Construction began this month on the East African Submarine Cable System (EASSy), which promises to bring low-cost, high-speed Internet access to eight countries. Funded by telecommunications operators and development institutions, the project is scheduled for completion in late 2009 and expected to create and enhance connectivity for millions of people. Internet penetration rates are in the single digits in most of Africa, and countries on the east coast rely on slow and expensive satellite connections.
The spread of Information and Communications Technology (ICT) is an indicator of social and economic development. The Internet can inform farmers of market prices and weather forecasts, provide opportunities for distance learning and vocational training, and facilitate knowledge exchange among health practitioners, policy makers, and advocacy groups. ICT is also cited as a means for poorer countries to leapfrog traditional stages of development.
EASSy holds promise for East Africa, including six of the world's least developed countries. It is one of three fiber-optic cable projects currently underway in the region.
But bridging the digital divide isn't automatic for all communities. State monopolies dominate cables in some parts of Africa, making monthly Internet prices unaffordable for the majority of the population. EASSy's funding scheme is designed to avoid this, but electricity is scarce in rural areas, and technical and functional literacy rates are low. Little of the Internet's content is available in local languages or of relevance to local communities.
By contrast, radio may be generating more change in the developing world than is commonly thought. Radios are affordable almost anywhere, and require little technical know-how and no electricity. Even when batteries are inaccessible, wind-up and solar-powered receivers are available.
A 2002 census conducted by InterMedia showed that radio was the main source of information for almost half of Ugandan households surveyed (with slightly more people reporting word of mouth as their main source). This compares to 1 percent who reported either print media or television as a primary source of information.
Radio in Africa has only become more prominent since then. Over the last two decades, as governments have loosened control over broadcasting, stations have gone on the air all over the continent. This radio revolution has been supported by nongovernmental, religious, and commercial organizations, along with community broadcasters.
According to a report published jointly last month by Balancing Act and InterMedia, 150 radio stations now exist in Uganda alone, the majority of which broadcast in the country's 38 different languages. Ebimeeza, or open air discussions broadcast live on the radio, have become especially popular in the country, and somewhat controversial. In 2002, the Ugandan government attempted to ban ebimeeza, due to criticism it was fielding from them. The BBC reports that although civil society and public resistance kept ebimeeza on the air, the government's efforts had a damping effect on the political tone of programming.
The Panos Institute has been involved in radio initiatives in East Africa for more than 20 years to help strengthen the role of rural community members in development. With basic equipment and training provided by Panos, a group of women in the Zambian farming district of Mazabuka recorded a program on their trouble accessing clean water. After the program aired on community and national radio stations, Mazabuka's town clerk promised to address the issue by drilling new boreholes.
In 2003, Zambia's health minister responded to a similar project in the town of Chipata. After local women recorded an appeal for greater access to HIV/AIDS treatment, the minister designated their local hospital a regional antiretroviral drug distributor.

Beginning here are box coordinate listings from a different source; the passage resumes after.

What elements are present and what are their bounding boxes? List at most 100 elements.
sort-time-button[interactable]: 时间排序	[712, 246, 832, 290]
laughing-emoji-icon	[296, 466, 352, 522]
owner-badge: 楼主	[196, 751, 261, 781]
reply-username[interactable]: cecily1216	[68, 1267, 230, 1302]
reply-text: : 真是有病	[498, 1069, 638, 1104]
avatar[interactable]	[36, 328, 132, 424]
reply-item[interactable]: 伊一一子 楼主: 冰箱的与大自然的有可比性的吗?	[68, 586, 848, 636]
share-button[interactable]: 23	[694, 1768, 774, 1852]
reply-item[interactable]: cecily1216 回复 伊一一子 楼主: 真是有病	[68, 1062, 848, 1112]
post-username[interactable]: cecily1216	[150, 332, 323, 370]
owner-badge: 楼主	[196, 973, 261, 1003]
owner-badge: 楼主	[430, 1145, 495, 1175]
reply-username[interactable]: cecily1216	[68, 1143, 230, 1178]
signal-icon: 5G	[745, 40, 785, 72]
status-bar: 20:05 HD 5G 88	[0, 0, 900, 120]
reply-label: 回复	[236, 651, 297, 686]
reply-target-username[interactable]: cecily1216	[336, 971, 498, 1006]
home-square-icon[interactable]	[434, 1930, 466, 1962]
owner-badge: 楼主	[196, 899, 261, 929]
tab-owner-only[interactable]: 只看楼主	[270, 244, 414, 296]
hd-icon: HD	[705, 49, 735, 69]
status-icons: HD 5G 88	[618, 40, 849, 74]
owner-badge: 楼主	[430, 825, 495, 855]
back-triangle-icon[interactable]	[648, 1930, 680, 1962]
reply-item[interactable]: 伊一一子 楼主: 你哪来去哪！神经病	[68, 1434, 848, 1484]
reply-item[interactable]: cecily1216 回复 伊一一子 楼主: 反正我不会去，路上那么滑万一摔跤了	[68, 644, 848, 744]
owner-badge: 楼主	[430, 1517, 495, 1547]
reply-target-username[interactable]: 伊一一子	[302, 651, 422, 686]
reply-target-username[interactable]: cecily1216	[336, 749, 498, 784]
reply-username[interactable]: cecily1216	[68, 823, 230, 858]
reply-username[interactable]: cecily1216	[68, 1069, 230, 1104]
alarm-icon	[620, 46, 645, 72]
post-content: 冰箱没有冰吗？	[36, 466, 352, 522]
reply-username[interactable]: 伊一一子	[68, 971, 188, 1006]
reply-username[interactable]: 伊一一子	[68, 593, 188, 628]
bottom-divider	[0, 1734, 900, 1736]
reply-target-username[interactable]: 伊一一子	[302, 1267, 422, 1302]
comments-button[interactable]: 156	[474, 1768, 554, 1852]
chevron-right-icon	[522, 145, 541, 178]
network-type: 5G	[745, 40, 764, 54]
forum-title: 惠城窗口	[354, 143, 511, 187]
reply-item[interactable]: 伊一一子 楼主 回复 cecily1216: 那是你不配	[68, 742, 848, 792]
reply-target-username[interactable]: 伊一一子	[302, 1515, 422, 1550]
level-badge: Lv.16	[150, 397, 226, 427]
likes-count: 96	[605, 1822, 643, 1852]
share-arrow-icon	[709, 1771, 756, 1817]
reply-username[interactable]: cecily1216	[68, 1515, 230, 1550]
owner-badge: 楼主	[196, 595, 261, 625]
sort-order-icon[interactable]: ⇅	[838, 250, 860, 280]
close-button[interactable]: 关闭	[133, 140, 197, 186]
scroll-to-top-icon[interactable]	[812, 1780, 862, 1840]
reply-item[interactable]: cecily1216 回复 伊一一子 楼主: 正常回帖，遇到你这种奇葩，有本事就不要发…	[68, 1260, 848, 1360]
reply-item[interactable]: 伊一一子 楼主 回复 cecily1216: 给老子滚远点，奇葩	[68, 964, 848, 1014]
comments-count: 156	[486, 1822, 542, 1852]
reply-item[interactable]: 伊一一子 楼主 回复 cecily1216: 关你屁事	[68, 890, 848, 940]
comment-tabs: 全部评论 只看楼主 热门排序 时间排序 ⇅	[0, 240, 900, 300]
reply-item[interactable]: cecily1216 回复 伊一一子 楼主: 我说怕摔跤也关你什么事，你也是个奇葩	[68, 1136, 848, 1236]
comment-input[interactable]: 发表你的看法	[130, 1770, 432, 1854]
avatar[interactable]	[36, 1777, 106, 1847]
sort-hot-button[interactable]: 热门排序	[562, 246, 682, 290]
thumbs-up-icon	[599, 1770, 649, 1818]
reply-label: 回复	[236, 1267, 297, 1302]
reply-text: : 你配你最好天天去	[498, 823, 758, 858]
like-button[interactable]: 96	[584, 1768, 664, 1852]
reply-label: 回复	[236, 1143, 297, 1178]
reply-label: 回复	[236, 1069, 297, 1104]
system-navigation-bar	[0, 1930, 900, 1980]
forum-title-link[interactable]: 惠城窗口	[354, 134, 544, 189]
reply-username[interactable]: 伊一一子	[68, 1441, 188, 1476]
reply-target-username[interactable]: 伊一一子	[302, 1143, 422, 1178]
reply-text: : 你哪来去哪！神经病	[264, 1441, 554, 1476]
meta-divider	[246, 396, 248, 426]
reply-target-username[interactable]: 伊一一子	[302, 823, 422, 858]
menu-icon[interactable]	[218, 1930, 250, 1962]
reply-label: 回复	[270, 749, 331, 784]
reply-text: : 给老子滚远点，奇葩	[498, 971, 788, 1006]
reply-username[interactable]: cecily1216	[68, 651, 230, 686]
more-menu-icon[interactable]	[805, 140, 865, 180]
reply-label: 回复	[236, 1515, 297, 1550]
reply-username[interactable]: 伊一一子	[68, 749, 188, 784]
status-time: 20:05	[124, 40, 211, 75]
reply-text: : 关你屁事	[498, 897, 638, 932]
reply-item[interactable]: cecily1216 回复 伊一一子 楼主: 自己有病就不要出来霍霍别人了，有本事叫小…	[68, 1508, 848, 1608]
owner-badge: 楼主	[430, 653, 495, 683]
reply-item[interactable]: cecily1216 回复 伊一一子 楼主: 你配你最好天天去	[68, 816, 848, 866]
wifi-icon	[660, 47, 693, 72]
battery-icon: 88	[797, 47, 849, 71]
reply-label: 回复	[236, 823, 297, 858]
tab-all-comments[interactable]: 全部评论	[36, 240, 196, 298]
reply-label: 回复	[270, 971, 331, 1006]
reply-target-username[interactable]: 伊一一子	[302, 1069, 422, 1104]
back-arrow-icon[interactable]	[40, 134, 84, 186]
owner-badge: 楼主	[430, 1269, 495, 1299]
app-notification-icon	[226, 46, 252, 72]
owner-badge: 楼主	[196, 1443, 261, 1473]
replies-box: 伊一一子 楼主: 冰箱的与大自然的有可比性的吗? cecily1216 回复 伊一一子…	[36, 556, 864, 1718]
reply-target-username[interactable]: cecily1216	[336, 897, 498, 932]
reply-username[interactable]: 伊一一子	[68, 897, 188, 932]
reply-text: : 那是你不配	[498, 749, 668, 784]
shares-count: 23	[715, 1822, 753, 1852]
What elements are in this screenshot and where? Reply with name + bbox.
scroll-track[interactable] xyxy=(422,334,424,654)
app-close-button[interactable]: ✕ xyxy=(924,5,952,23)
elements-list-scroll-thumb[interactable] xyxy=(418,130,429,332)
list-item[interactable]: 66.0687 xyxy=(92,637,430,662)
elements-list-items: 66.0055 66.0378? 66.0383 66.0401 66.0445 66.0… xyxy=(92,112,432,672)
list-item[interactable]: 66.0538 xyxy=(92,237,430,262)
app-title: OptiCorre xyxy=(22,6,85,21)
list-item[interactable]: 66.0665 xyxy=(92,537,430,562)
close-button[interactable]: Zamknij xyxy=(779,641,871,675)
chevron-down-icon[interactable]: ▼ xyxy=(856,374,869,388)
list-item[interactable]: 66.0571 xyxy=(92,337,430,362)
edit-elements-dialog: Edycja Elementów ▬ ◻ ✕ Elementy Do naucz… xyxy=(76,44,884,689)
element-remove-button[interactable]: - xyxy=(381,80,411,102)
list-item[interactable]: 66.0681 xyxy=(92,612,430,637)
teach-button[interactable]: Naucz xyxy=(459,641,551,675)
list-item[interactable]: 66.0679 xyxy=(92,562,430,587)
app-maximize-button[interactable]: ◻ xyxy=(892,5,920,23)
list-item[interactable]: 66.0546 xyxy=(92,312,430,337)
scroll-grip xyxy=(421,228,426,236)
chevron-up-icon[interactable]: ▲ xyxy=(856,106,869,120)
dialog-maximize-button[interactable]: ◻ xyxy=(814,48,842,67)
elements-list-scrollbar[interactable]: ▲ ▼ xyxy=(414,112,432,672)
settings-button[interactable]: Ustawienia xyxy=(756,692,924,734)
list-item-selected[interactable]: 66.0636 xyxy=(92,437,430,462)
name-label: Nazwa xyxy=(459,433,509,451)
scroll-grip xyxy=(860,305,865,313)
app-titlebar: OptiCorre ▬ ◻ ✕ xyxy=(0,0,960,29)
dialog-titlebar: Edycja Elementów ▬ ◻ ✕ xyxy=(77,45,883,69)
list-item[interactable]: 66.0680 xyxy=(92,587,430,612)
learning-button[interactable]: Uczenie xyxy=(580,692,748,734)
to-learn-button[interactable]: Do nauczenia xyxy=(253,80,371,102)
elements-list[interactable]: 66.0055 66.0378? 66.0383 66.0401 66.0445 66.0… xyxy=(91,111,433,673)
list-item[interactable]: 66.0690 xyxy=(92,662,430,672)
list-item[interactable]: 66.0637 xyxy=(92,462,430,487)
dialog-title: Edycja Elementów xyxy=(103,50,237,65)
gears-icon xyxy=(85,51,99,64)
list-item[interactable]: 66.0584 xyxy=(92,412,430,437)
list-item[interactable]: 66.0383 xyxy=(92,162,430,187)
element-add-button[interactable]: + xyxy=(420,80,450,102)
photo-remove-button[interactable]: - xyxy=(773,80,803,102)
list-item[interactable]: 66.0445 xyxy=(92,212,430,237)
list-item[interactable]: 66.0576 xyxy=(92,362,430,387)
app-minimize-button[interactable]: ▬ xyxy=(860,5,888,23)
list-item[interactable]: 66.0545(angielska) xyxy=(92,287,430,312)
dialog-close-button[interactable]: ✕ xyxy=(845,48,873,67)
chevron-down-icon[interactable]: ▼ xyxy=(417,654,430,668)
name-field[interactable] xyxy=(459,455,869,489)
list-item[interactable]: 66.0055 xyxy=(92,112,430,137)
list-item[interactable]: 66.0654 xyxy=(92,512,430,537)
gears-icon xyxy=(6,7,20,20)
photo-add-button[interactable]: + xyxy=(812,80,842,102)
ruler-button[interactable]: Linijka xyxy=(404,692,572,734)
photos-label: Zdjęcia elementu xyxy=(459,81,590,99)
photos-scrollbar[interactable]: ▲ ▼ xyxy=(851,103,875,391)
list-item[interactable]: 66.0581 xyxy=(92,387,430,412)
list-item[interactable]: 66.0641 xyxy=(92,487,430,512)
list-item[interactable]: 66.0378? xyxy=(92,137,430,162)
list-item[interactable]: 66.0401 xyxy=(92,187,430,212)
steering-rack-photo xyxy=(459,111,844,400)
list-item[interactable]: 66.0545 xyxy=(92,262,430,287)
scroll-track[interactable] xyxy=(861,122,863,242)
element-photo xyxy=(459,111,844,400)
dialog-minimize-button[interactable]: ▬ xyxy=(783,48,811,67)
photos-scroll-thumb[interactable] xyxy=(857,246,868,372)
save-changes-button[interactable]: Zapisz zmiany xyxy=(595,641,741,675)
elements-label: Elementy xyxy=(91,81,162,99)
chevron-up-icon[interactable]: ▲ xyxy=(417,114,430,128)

People outside the developing world are also impacted by radio. In the United States, where slightly less than half of the adult population has high-speed Internet access in their homes, low-power radio is becoming a tool for community engagement.
In 2000, the Federal Communications Commission created the low-power FM radio service, which opened the airways to noncommercial educational broadcasting. In South Bend, Indiana, low-power FM station WSBL-LP is the only Spanish-language broadcaster in town. According to Columbia Journalism Review (CJR), the station airs English-language vocabulary lessons and runs public service announcements for HIV screenings and early childhood vaccinations. WSBL-LP's director, Eliud Villanueva, told CJR that the statistics at local clinics rose significantly in the station's first year on the air. The station is run with equipment that was bought on eBay, and neither of the two staff had previous experience in radio.
Last year, the U.S. Senate Commerce Committee approved the Local Community Radio Act, which, if passed, will ease restrictive licensing regulations and allow for more educational, religious, and other community organizations to create their own low-power stations.
The Internet is still an important new factor for development in poor and rural communities. In many cases, it connects local radio broadcasters to NGOs and other sources of information. And as connectivity goes up, millions of dollars flood into ICT training programs for people in developing countries, and educational video and audio programs are increasingly produced for online use. But despite the globalization of high-tech innovations, old-fashioned radio is still making waves.